Considerações finais - Em relação ao
planejamento do uso dos recursos hídricos, pode-se dizer que ele foi marcado,
até a década de 1980, pela forte centralização e pela excessiva setorização,
como era na França até 1964. Os planos tinham a sua eficácia comprometida pela
parcialidade dos enfoques que os geravam, dado que acabavam desconsiderando os
conflitos sociais, econômicos e políticos
que sempre acompanham o uso das águas. Não resultavam de negociações entre os
diversos usuários das águas.
A forte
centralização do poder de decisão no Brasil começou a ser rompida com a
Constituição de 1988. Contudo, não se completou, ainda o ciclo de adaptação do
aparato institucional. Os municípios e as regiões ainda não assumiram de forma
integral as atribuições normativas e fiscalizadoras que agora lhes são
permitidas e a sociedade civil ainda tem uma participação muito tímida.
A partir do
novo quadro legal, que possibilita novos arranjos institucionais, começa a se
construir uma nova forma de planejar a economia e o uso dos recursos naturais,
entre eles os recursos hídricos. A nova forma pressupõe uma postura democrática
e, portanto, deverá estar alicerçada em mecanismos institucionais de
articulação de órgãos públicos (municipais, federais e estaduais) e de
representantes de toda a sociedade. Assim, o planejamento não deverá ser apenas
a concretização de trabalhos técnicos bem estruturados , mas também o resultado
de debates e negociações com os diversos setores sociais e econômicos.
A participação
pública e dos atores sociais é uma ferramenta extremamente importante nas
tomadas de decisão e na diminuição dos conflitos inerentes ao processo de
gestão integrada dos recursos hídricos. A participação oferece a comunidade à
oportunidade de exercer seus direitos, assim como, de reconhecer suas
responsabilidades. A participação nos Comitês de Bacia são a garantia de que os
interesses da maioria estarão garantidos e de que as melhores decisões
possíveis serão adotadas.
Em 25 de
agosto de 1993, em cumprimento à Lei 7663/91, no Estado de São Paulo, foram
empossados os integrantes do CRH - Conselho Estadual de Recursos Hídricos. Em
novembro do mesmo ano foi implantado o primeiro Comitê de Bacia, o Comitê das
Bacias Hidrográficas dos Rios Piracicaba, Capivari e Jundiaí. A implantação do
comitê consistiu num marco da estrutura da Política Estadual de recursos
Hídricos. A partir, os demais comitês foram paulatinamente sendo implantados e,
paulatinamente, a descentralização da gestão das águas começou a se efetivar.

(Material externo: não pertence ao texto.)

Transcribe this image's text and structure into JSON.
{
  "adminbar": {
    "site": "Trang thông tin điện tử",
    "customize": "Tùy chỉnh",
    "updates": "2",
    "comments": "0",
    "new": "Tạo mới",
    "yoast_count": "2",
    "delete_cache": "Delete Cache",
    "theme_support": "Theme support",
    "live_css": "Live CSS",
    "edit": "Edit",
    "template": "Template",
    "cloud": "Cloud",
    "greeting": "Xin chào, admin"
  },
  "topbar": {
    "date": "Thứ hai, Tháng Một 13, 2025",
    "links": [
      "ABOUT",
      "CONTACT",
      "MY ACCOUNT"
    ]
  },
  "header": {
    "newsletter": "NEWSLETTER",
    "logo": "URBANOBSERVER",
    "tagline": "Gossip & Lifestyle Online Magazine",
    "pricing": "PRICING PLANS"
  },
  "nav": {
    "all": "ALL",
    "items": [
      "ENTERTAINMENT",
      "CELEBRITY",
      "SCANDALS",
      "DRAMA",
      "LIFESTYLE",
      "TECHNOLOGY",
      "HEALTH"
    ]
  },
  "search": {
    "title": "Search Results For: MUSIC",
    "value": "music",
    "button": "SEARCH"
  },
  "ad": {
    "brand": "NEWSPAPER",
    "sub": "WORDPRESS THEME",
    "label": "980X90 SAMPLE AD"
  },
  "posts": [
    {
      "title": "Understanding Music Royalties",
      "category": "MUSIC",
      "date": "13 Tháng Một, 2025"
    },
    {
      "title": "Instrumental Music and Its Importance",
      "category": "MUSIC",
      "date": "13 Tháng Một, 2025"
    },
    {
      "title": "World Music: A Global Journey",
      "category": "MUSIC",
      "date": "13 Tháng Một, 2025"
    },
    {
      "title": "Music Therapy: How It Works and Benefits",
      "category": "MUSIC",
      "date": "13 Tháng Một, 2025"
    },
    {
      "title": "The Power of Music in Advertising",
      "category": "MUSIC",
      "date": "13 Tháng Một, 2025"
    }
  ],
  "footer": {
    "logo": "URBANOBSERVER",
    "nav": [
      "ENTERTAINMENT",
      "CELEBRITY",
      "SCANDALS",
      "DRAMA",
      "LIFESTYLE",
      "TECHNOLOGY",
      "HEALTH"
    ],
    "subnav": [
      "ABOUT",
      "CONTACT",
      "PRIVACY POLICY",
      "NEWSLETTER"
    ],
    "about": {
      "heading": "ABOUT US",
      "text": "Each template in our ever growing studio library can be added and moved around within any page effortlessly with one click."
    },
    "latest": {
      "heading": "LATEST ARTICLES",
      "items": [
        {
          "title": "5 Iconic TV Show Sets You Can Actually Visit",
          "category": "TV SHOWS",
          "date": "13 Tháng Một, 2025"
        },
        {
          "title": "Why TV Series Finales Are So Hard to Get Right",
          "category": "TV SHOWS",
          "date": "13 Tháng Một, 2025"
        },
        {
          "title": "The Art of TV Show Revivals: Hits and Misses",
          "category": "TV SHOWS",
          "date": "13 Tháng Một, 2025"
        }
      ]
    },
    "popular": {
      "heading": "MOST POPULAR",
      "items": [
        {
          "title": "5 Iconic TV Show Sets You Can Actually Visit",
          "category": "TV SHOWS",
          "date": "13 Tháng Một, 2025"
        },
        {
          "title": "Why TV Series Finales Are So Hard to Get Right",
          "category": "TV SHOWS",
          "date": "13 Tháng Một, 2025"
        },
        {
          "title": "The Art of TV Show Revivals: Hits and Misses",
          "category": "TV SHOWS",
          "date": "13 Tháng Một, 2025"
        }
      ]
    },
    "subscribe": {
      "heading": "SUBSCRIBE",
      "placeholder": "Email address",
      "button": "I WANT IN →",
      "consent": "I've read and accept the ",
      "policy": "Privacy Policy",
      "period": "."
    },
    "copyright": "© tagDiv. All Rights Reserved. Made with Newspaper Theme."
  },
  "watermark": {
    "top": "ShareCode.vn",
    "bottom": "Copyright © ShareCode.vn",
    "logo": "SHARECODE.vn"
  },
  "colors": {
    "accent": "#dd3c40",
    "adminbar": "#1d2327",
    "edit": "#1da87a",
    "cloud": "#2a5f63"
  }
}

Também, aos poucos, a cobrança pelo uso dos recursos hídricos vai sendo
implantada, seguindo os passos da experiência francesa.
Referências
GALLO, Zildo.
A defesa da qualidade das águas da bacia
do rio Piracicaba: o papel da CETESB e de todos nós. 2000. Tese (Doutorado)
– Instituto de Geociências, Universidade Estadual de Campinas, Campinas, 2000.
222p.
______. A proteção das águas, um compromisso do presente com o futuro: o caso
da bacia do rio Piracicaba. 1995. Dissertação (Mestrado) – Instituto de
Geociências, Universidade Estadual de Campinas, Campinas, 1995. 151p.